Now here's where it goes off the rails a bit for me. The plot suddenly switches from Phoebe's romance with Fairfax to Elsie's. Elsie cannot marry her jester boyfriend, because she is already married to Fairfax, who failed to die. The jester and head jailer cook up a scheme where they claim to have shot Fairfax in the river, which frees up Elsie to marry the jester and removes the jailer's competition for Pheobe. But, Fairfax, having figured out that Elsie is his wife, proceeds to woo her under the jester's nose as Leonard. Elsie must refuse, of course, which endears her to the lord.
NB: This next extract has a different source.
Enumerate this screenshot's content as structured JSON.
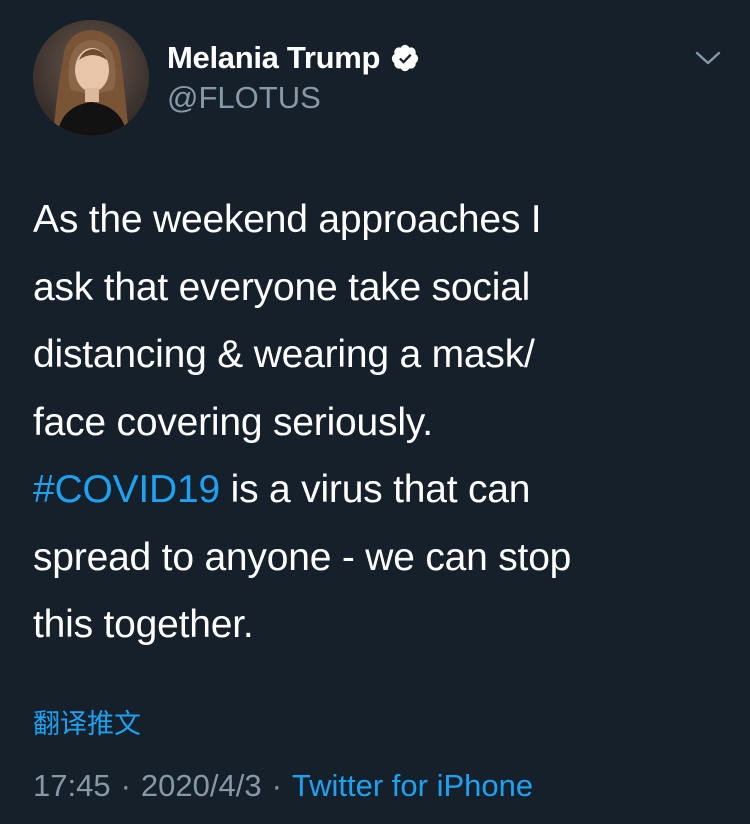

And the Meryll's plan starts to fall apart. Pheobe, jealous of Elsie, inadvertently reveals to the jailer that Fairfax still lives, and must agree to marry the jailer to keep his silence. The Sergeant is similarly trapped and forced into agreeing to marry the Tower's housekeeper, the formidable Dame Carruthers. Word comes that Fairfax is pardoned, and Fairfax comes to claim his bride, who is heartbroken because she now loves Leonard. She is delighted to see that Fairfax is her Leonard, and after a reprise of "I have a song to sing - o", takes her place with her husband, and the jester collapses in grief.
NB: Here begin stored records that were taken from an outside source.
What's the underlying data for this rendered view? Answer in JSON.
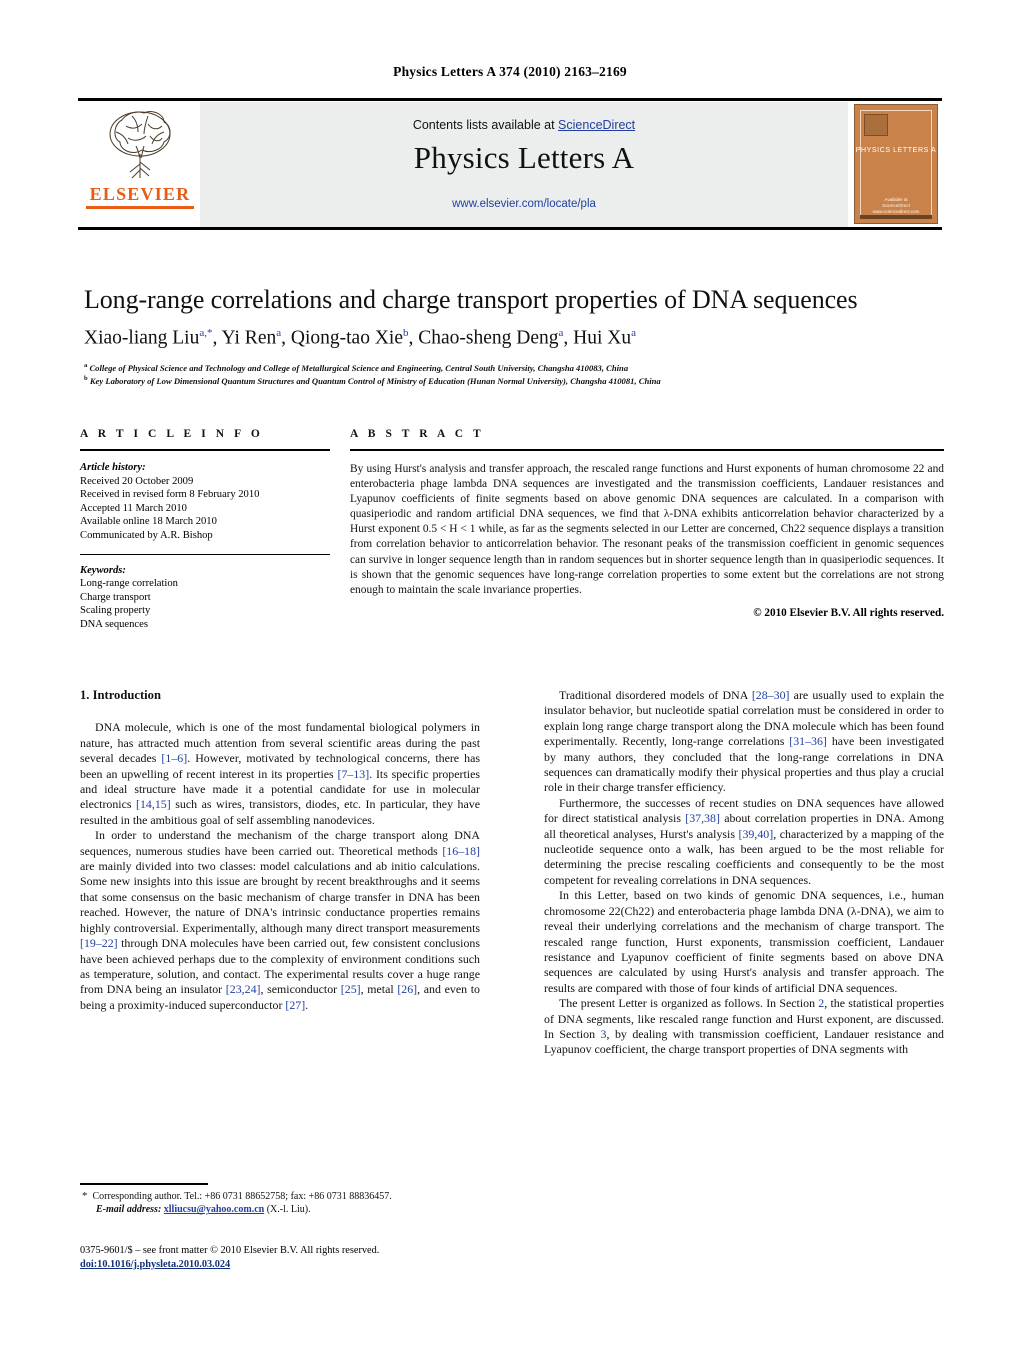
{
  "running_head": "Physics Letters A 374 (2010) 2163–2169",
  "masthead": {
    "contents_prefix": "Contents lists available at ",
    "sciencedirect": "ScienceDirect",
    "journal_title": "Physics Letters A",
    "journal_url": "www.elsevier.com/locate/pla",
    "publisher_word": "ELSEVIER",
    "cover_title": "PHYSICS LETTERS A",
    "cover_footer_line1": "Available at",
    "cover_footer_line2": "ScienceDirect",
    "cover_footer_line3": "www.sciencedirect.com",
    "accent_color": "#e85c13",
    "link_color": "#2340a0"
  },
  "article": {
    "title": "Long-range correlations and charge transport properties of DNA sequences",
    "authors_html": "Xiao-liang Liu<sup>a,*</sup>, Yi Ren<sup>a</sup>, Qiong-tao Xie<sup>b</sup>, Chao-sheng Deng<sup>a</sup>, Hui Xu<sup>a</sup>",
    "affiliation_a": "College of Physical Science and Technology and College of Metallurgical Science and Engineering, Central South University, Changsha 410083, China",
    "affiliation_b": "Key Laboratory of Low Dimensional Quantum Structures and Quantum Control of Ministry of Education (Hunan Normal University), Changsha 410081, China"
  },
  "info": {
    "heading": "A R T I C L E   I N F O",
    "history_label": "Article history:",
    "history": [
      "Received 20 October 2009",
      "Received in revised form 8 February 2010",
      "Accepted 11 March 2010",
      "Available online 18 March 2010",
      "Communicated by A.R. Bishop"
    ],
    "keywords_label": "Keywords:",
    "keywords": [
      "Long-range correlation",
      "Charge transport",
      "Scaling property",
      "DNA sequences"
    ]
  },
  "abstract": {
    "heading": "A B S T R A C T",
    "text": "By using Hurst's analysis and transfer approach, the rescaled range functions and Hurst exponents of human chromosome 22 and enterobacteria phage lambda DNA sequences are investigated and the transmission coefficients, Landauer resistances and Lyapunov coefficients of finite segments based on above genomic DNA sequences are calculated. In a comparison with quasiperiodic and random artificial DNA sequences, we find that λ-DNA exhibits anticorrelation behavior characterized by a Hurst exponent 0.5 < H < 1 while, as far as the segments selected in our Letter are concerned, Ch22 sequence displays a transition from correlation behavior to anticorrelation behavior. The resonant peaks of the transmission coefficient in genomic sequences can survive in longer sequence length than in random sequences but in shorter sequence length than in quasiperiodic sequences. It is shown that the genomic sequences have long-range correlation properties to some extent but the correlations are not strong enough to maintain the scale invariance properties.",
    "copyright": "© 2010 Elsevier B.V. All rights reserved."
  },
  "body": {
    "section1_heading": "1. Introduction",
    "left_paragraphs": [
      "DNA molecule, which is one of the most fundamental biological polymers in nature, has attracted much attention from several scientific areas during the past several decades [1–6]. However, motivated by technological concerns, there has been an upwelling of recent interest in its properties [7–13]. Its specific properties and ideal structure have made it a potential candidate for use in molecular electronics [14,15] such as wires, transistors, diodes, etc. In particular, they have resulted in the ambitious goal of self assembling nanodevices.",
      "In order to understand the mechanism of the charge transport along DNA sequences, numerous studies have been carried out. Theoretical methods [16–18] are mainly divided into two classes: model calculations and ab initio calculations. Some new insights into this issue are brought by recent breakthroughs and it seems that some consensus on the basic mechanism of charge transfer in DNA has been reached. However, the nature of DNA's intrinsic conductance properties remains highly controversial. Experimentally, although many direct transport measurements [19–22] through DNA molecules have been carried out, few consistent conclusions have been achieved perhaps due to the complexity of environment conditions such as temperature, solution, and contact. The experimental results cover a huge range from DNA being an insulator [23,24], semiconductor [25], metal [26], and even to being a proximity-induced superconductor [27]."
    ],
    "right_paragraphs": [
      "Traditional disordered models of DNA [28–30] are usually used to explain the insulator behavior, but nucleotide spatial correlation must be considered in order to explain long range charge transport along the DNA molecule which has been found experimentally. Recently, long-range correlations [31–36] have been investigated by many authors, they concluded that the long-range correlations in DNA sequences can dramatically modify their physical properties and thus play a crucial role in their charge transfer efficiency.",
      "Furthermore, the successes of recent studies on DNA sequences have allowed for direct statistical analysis [37,38] about correlation properties in DNA. Among all theoretical analyses, Hurst's analysis [39,40], characterized by a mapping of the nucleotide sequence onto a walk, has been argued to be the most reliable for determining the precise rescaling coefficients and consequently to be the most competent for revealing correlations in DNA sequences.",
      "In this Letter, based on two kinds of genomic DNA sequences, i.e., human chromosome 22(Ch22) and enterobacteria phage lambda DNA (λ-DNA), we aim to reveal their underlying correlations and the mechanism of charge transport. The rescaled range function, Hurst exponents, transmission coefficient, Landauer resistance and Lyapunov coefficient of finite segments based on above DNA sequences are calculated by using Hurst's analysis and transfer approach. The results are compared with those of four kinds of artificial DNA sequences.",
      "The present Letter is organized as follows. In Section 2, the statistical properties of DNA segments, like rescaled range function and Hurst exponent, are discussed. In Section 3, by dealing with transmission coefficient, Landauer resistance and Lyapunov coefficient, the charge transport properties of DNA segments with"
    ]
  },
  "footnotes": {
    "corresponding": "Corresponding author. Tel.: +86 0731 88652758; fax: +86 0731 88836457.",
    "email_label": "E-mail address:",
    "email": "xlliucsu@yahoo.com.cn",
    "email_owner": "(X.-l. Liu).",
    "imprint": "0375-9601/$ – see front matter  © 2010 Elsevier B.V. All rights reserved.",
    "doi": "doi:10.1016/j.physleta.2010.03.024"
  }
}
And what the hey? I feel like I'm missing something - not in the performance, not in the songs, not in the opera's internal logic (of which, we are informed, we should take the immortal advice " Repeat to yourself its just a show, you really should relax"), but in how it is framed as a story. We're set out with the idea that this is the story of Meryll's family springs the lord who Pheobe is sweet on. But by the end, the play is really about the jester and Elsie, who are parted as Elsie ascends to a new social station, while Meryll and Pheobe are trapped in engagements they do not want.
What happened here? Only Elsie gets a happy ending, but that's a bit wobbly given that her noble husband is more than a bit shallow and a cad - Happy to dally with Phoebe while still officially married to Elsie, and only brought back into the fold by Elsie's loyalty to him. And even then he plays her, wooing her as Leonard and causing her further heartbreak. And the original conspirators, who are not presented as horrible people, are lashed into their own unwanted marriages. The jester falls insensible. None seem to have done anything to deserve their fates.
All this may be in the nature of stage roles for singers. As far as I can tell (in G&S, at least), tenors tend to be the romantic leads, but their characters are rather cloth-headed, vain, and unempathic. Soprano parts also skew to the brainless end of the category. Mezzo's are usually the sidekick/best friend of the Soprano, until they become women of a certain age, where they become a formidable contraltos - marriage hungry and dominating. And the baritones get all the good characters and all the good laughs.
And this is a "serious" Gilbert & Sullivan - lacking the mocking of British customs and politics, much of the normal topsy-turvey legalisms, and, despite the arrival of the pardon at the end, does not feel like a god has been cranked out of a machine. And the music is extremely strong, a step above most. But the framework of the plot, even ignoring the internal logic, leaves me puzzled.
So, excellence performance, which makes me extremely happy to be in a part of the country that has such things. I think I just need to figure out how this comic opera thing is supposed to work.